Denizciliğin bir millet için ne derece önem arz ettiği uluslararası arenada kendini böylelikle daha bir belirgin kılıyor. Bu sektör, dünyamızın ilk global sektörüdür. O yüzden bu kulvara ayrıca bir önem vermelidir. Ülkemizin üç yanı denizlerle çevrilmiş olmasına rağmen denizci millet olmayı henüz başaramadık. Denizcilik Bakanlığımız bile daha çok yeni. Şu an her ne kadar içi boş olsada çaba sarf edildiğini görüyorum. Denize kıyısı olmayan İsviçre’nin bile Denizcilik Bakanlığı’nı hayata geçirdiği yıllar oluyor. Ortadoğuda yaşanan Suriye savaşının perde arkasındaki Rusya’nın asıl özleminin sıcak denizlere inme isteği, yani Akdeniz’e ulaşmak olduğunun hepimiz farkındayız artık. İşte denizcilik bu kadar önemli.

 

Biz ise bu sektörde 2008 de çıkan krizi çözemedik henüz. Dikkatinizi çekerim 10. yıldayız. Benim kanaatime görede bir 5 yıl daha kesin var. Bu işin toparlanması için devletimiz tavandan değil de, tabandan yani gemiciden başlayarak radikal kararlarla yukarıya tırmanması gerek.
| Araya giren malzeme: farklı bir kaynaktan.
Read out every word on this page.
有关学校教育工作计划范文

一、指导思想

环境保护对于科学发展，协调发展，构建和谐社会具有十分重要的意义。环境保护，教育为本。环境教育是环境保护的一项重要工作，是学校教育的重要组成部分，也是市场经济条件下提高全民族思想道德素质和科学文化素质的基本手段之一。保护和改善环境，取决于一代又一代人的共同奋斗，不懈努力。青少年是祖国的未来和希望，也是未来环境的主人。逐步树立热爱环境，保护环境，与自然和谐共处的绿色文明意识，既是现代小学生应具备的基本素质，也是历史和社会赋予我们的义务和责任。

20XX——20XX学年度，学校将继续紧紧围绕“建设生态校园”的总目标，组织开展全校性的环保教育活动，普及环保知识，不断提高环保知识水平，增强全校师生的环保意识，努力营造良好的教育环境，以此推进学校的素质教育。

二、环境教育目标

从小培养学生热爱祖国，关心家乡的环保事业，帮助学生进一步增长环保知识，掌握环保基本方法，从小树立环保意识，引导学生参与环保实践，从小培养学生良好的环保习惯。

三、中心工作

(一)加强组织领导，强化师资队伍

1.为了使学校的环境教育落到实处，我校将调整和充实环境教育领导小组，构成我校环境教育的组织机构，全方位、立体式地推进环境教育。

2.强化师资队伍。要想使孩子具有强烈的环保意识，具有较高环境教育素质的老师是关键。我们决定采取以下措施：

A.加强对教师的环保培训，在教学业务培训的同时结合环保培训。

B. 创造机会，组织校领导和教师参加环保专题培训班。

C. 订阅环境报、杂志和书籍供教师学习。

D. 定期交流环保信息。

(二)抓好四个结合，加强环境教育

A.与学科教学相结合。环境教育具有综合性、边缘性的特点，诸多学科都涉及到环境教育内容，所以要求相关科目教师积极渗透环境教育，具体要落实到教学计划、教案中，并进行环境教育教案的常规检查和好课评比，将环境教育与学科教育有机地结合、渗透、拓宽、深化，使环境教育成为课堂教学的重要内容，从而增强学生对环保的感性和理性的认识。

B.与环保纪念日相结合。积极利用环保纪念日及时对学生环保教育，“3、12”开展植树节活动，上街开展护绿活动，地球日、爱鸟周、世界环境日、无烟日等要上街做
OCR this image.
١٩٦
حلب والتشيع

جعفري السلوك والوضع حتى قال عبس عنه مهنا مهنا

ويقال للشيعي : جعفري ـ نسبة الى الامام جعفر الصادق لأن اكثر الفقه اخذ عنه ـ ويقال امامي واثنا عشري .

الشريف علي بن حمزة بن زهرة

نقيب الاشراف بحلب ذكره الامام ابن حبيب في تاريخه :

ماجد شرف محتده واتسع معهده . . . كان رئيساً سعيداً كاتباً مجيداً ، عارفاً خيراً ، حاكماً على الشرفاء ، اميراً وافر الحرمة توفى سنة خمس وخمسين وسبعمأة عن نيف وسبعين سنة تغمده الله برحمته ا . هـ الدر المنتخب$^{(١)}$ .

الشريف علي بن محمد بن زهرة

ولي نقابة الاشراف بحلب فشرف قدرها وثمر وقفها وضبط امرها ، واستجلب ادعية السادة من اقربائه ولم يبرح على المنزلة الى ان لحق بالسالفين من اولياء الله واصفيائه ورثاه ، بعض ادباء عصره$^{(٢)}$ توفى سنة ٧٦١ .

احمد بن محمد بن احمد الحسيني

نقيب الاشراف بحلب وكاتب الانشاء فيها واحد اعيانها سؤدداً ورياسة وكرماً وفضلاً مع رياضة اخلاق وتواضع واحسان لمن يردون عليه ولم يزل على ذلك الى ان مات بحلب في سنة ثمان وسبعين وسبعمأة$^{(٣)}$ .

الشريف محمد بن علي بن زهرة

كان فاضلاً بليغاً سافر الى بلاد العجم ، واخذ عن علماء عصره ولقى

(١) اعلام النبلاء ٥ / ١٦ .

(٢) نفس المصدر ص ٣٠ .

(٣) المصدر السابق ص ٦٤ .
Devletin tersanecilere rutin olarak verdiği yardımların sektörü kurtarmadığı aşikardır.

 

Yazıya yabancı bayraktan yola çıktık nerelere geldik. Sorunlar çok, ama umutlar daha fazla. İnanıyorum ki yeni gelen nesil denizcilerimiz bu bayrak yarışını lehimize çevirecek. Türk Bayrağı hakkettiği değerine kavuşacak.

 

Pruvanız neta, rüzgarınız kolayına olsun.